Harry Potter has offered wish fulfillment to millions of readers and moviegoers, as “The Boy Who Lived” was plucked from his mundane life with the Dursleys and fulfilled a destiny full of magic, wonder, and danger. Years later, J.K. Rowling has picked up the pieces where the epilogue of The Deathly Hallows left off, with Harry Potter And The Cursed Child, an eighth story written exclusively for the stage. Pottermore.com has published artwork and a synopsis for the play:

It was always difficult being Harry Potter and it isn’t much easier now that he is an overworked employee of the Ministry of Magic, a husband and father of three school-age children.

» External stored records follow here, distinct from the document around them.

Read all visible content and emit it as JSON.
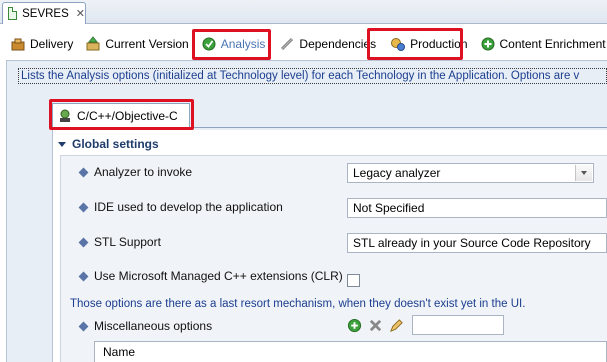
{
  "editor": {
    "tab_label": "SEVRES"
  },
  "page_tabs": [
    {
      "label": "Delivery",
      "icon": "delivery-icon"
    },
    {
      "label": "Current Version",
      "icon": "version-icon"
    },
    {
      "label": "Analysis",
      "icon": "analysis-icon",
      "selected": true
    },
    {
      "label": "Dependencies",
      "icon": "dependencies-icon"
    },
    {
      "label": "Production",
      "icon": "production-icon"
    },
    {
      "label": "Content Enrichment",
      "icon": "enrichment-icon"
    }
  ],
  "description": "Lists the Analysis options (initialized at Technology level) for each Technology in the Application. Options are v",
  "technology_tab": {
    "label": "C/C++/Objective-C"
  },
  "global_settings": {
    "title": "Global settings",
    "analyzer": {
      "label": "Analyzer to invoke",
      "value": "Legacy analyzer"
    },
    "ide": {
      "label": "IDE used to develop the application",
      "value": "Not Specified"
    },
    "stl": {
      "label": "STL Support",
      "value": "STL already in your Source Code Repository"
    },
    "clr": {
      "label": "Use Microsoft Managed C++ extensions (CLR)",
      "checked": false
    },
    "note": "Those options are there as a last resort mechanism, when they doesn't exist yet in the UI.",
    "misc": {
      "label": "Miscellaneous options",
      "table_header": "Name"
    }
  },
  "colors": {
    "highlight": "#dd1122",
    "accent_text": "#1b3e8f",
    "selected_tab_text": "#4a76b3"
  }
}
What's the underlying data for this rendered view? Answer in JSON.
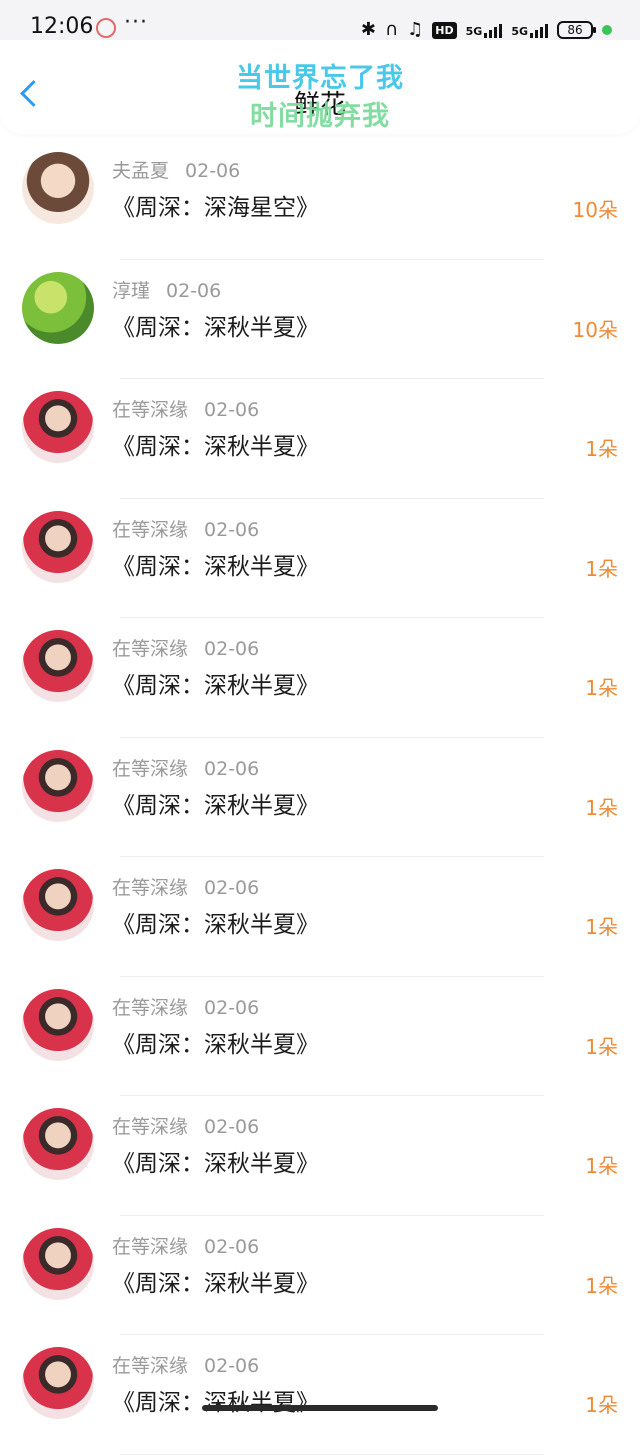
{
  "status_bar": {
    "time": "12:06",
    "dots": "···",
    "hd": "HD",
    "net1": "5G",
    "net2": "5G",
    "battery": "86"
  },
  "header": {
    "title": "鲜花",
    "overlay_line1": "当世界忘了我",
    "overlay_line2": "时间抛弃我"
  },
  "rows": [
    {
      "user": "夫孟夏",
      "date": "02-06",
      "text": "《周深：深海星空》",
      "count": "10朵",
      "avatar": "girl"
    },
    {
      "user": "淳瑾",
      "date": "02-06",
      "text": "《周深：深秋半夏》",
      "count": "10朵",
      "avatar": "green"
    },
    {
      "user": "在等深缘",
      "date": "02-06",
      "text": "《周深：深秋半夏》",
      "count": "1朵",
      "avatar": "boy"
    },
    {
      "user": "在等深缘",
      "date": "02-06",
      "text": "《周深：深秋半夏》",
      "count": "1朵",
      "avatar": "boy"
    },
    {
      "user": "在等深缘",
      "date": "02-06",
      "text": "《周深：深秋半夏》",
      "count": "1朵",
      "avatar": "boy"
    },
    {
      "user": "在等深缘",
      "date": "02-06",
      "text": "《周深：深秋半夏》",
      "count": "1朵",
      "avatar": "boy"
    },
    {
      "user": "在等深缘",
      "date": "02-06",
      "text": "《周深：深秋半夏》",
      "count": "1朵",
      "avatar": "boy"
    },
    {
      "user": "在等深缘",
      "date": "02-06",
      "text": "《周深：深秋半夏》",
      "count": "1朵",
      "avatar": "boy"
    },
    {
      "user": "在等深缘",
      "date": "02-06",
      "text": "《周深：深秋半夏》",
      "count": "1朵",
      "avatar": "boy"
    },
    {
      "user": "在等深缘",
      "date": "02-06",
      "text": "《周深：深秋半夏》",
      "count": "1朵",
      "avatar": "boy"
    },
    {
      "user": "在等深缘",
      "date": "02-06",
      "text": "《周深：深秋半夏》",
      "count": "1朵",
      "avatar": "boy"
    }
  ]
}
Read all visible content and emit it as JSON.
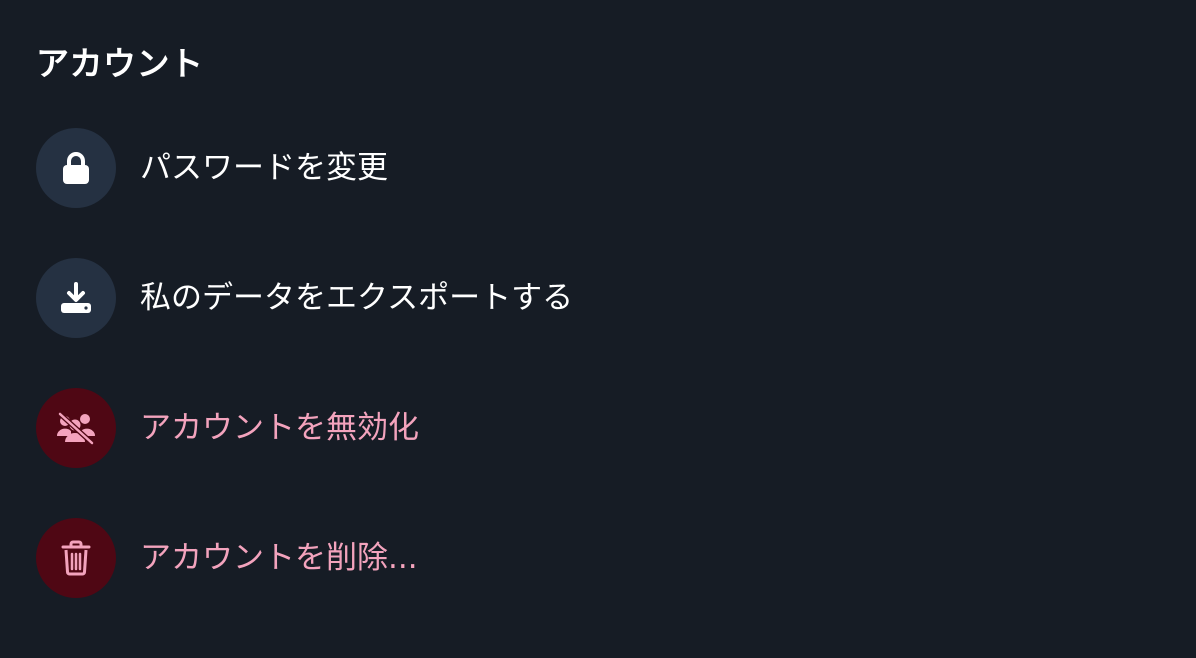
{
  "section": {
    "title": "アカウント"
  },
  "items": [
    {
      "label": "パスワードを変更",
      "icon": "lock-icon",
      "variant": "neutral"
    },
    {
      "label": "私のデータをエクスポートする",
      "icon": "download-icon",
      "variant": "neutral"
    },
    {
      "label": "アカウントを無効化",
      "icon": "users-slash-icon",
      "variant": "danger"
    },
    {
      "label": "アカウントを削除...",
      "icon": "trash-icon",
      "variant": "danger"
    }
  ],
  "colors": {
    "background": "#161c25",
    "neutral_circle": "#253142",
    "danger_circle": "#4f0714",
    "danger_text": "#f3a3bd",
    "text": "#ffffff"
  }
}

While Harry grapples with a past that refuses to stay where it belongs, his youngest son Albus must struggle with the weight of a family legacy he never wanted. As past and present fuse ominously, both father and son learn the uncomfortable truth: sometimes, darkness comes from unexpected places.

We’ve already seen seen the Ministry of Magic burn through the Weasleys with long hours, paralyzing bureaucracy, and unappreciative, incompetent supervisors. The prospect of Harry becoming “The Man Who Peaked Early” seems a bit glum, but that’s adulthood for you. One day you’re befriending hippogriffs and being paraded off the Quidditch field by your teammates, and the next you’re numbing your self-disgust with a magically replenishing hip flask of Ogden’s Old Firewhisky.

The Cursed Child opens next July, and tickets are going on sale over at harrypottertheplay.com starting October 30. (The site is currently down, apparently the result of either stampeding, Potter-obsessed muggles, or a Death Eater casting a Cruciatus curse on Rackspace’s servers.)